6. "Marston, Lie Meter Inventor, Arrested."
In December 1922, a warrant was issued for Marston’s arrest on charges of using the mail to defraud as well as aiding the concealment of assets in the bankruptcy of his fabric company, United Dress Goods. He pled not guilty. Although the charges were eventually dropped in 1924, Marston’s reputation was permanently damaged with headlines during his arrest reading “Arrest Inventor of Lie Detector.”
7. Marston, the Lie Meter Inventor, lied to everyone.
Ironically, for someone who invented the lie detector Marston’s life was full of deception. In addition to his relationship with his wife, Marston secretly engaged in a polyamorous relationship with his wife, Elizabeth, and Marjorie Wilkes Huntley, who he met while serving at an army camp and who later helped with the inking and lettering of Wonder Woman. Later on, this threesome was joined by a former student of Marston’s, Olive Byrne. As a sign of his commitment and fidelity to Olive, Marston gave her golden bracelets and they celebrated their anniversary on November 21, 1928. Similar to Olive’s bracelets, Wonder Woman wears golden cuffs that help her to control her emotions and protects her from bullets.
8. The Marston house was the original Full House.

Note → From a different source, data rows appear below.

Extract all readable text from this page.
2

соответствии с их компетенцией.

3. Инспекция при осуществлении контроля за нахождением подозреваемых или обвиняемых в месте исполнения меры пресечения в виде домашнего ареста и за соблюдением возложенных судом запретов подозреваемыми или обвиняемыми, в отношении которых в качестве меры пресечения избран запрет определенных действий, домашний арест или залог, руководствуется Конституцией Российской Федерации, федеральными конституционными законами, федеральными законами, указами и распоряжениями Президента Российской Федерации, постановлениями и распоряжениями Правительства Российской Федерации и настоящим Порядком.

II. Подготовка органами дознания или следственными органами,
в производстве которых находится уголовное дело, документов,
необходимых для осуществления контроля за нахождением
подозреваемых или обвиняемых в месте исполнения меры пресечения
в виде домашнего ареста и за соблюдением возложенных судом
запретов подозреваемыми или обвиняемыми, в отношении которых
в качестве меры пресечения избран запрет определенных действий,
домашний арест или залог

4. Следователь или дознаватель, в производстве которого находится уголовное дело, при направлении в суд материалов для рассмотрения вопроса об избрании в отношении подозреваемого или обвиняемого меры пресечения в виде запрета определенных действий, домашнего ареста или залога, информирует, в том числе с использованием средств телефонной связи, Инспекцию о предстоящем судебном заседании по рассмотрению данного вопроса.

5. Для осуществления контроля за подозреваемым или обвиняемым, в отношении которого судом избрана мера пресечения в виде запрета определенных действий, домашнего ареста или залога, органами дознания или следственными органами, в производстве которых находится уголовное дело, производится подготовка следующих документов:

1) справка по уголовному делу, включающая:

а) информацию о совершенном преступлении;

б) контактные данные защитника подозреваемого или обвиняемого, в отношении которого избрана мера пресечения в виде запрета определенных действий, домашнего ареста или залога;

In addition to the two kids he had with his wife, Marston’s affair with Olive also brought two kids into the world. Marston, the three ladies and four kids all lived together in the same household. Talk about a full house!

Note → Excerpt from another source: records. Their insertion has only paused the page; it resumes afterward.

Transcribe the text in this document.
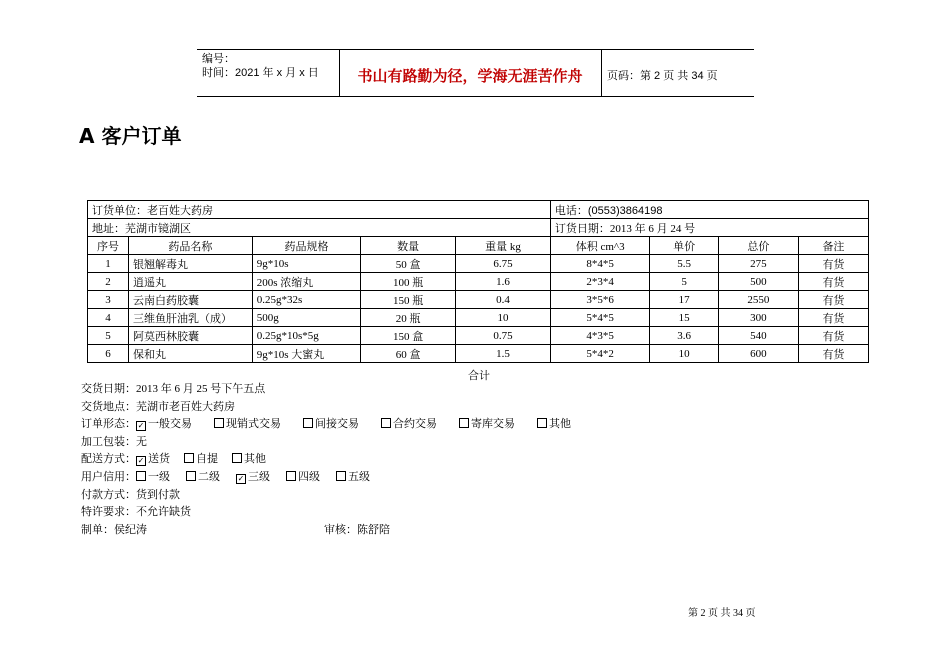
编号：
时间：2021 年 x 月 x 日	书山有路勤为径，学海无涯苦作舟	页码：第 2 页 共 34 页
A 客户订单
订货单位：老百姓大药房					电话：(0553)3864198			
地址：芜湖市镜湖区					订货日期：2013 年 6 月 24 号			
序号	药品名称	药品规格	数量	重量 kg	体积 cm^3	单价	总价	备注
1	银翘解毒丸	9g*10s	50 盒	6.75	8*4*5	5.5	275	有货
2	逍遥丸	200s 浓缩丸	100 瓶	1.6	2*3*4	5	500	有货
3	云南白药胶囊	0.25g*32s	150 瓶	0.4	3*5*6	17	2550	有货
4	三维鱼肝油乳（成）	500g	20 瓶	10	5*4*5	15	300	有货
5	阿莫西林胶囊	0.25g*10s*5g	150 盒	0.75	4*3*5	3.6	540	有货
6	保和丸	9g*10s 大蜜丸	60 盒	1.5	5*4*2	10	600	有货
合计
交货日期：2013 年 6 月 25 号下午五点
交货地点：芜湖市老百姓大药房
订单形态： ✓ 一般交易	现销式交易	间接交易	合约交易	寄库交易	其他
加工包装：无
配送方式： ✓ 送货 自提 其他
用户信用： 一级	二级 ✓ 三级	四级	五级
付款方式：货到付款
特许要求：不允许缺货
制单：侯纪涛	审核：陈舒陪
第 2 页 共 34 页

9. Marston may have collapsed, but Wonder Woman has not.
In August 1944, Marston collapsed and was then later diagnosed with polio. No longer able to walk and in poor health, he persevered to keep working on his Wonder Woman comics during his last years. After having a mole removed, they discovered Marston had skin cancer which quickly spread. However, he was never told about the cancer for fear he would be depressed. Although Marston died of his cancer in May of 1947 and practically everyone working on Wonder Woman also left, Wonder Woman miraculously survived the end of WWII into peacetime, while many comics did not.
As you can see, Marston's life story is just as interesting as Wonder Woman. According to my history teacher, "Fact is always more interesting than fiction." So whether or not you are a super fan of Wonder Woman, I highly suggest reading "The Secret History of Wonder Woman" or at least going to see "Professor Marston and the Wonder Woman" in theaters now or later on DVD.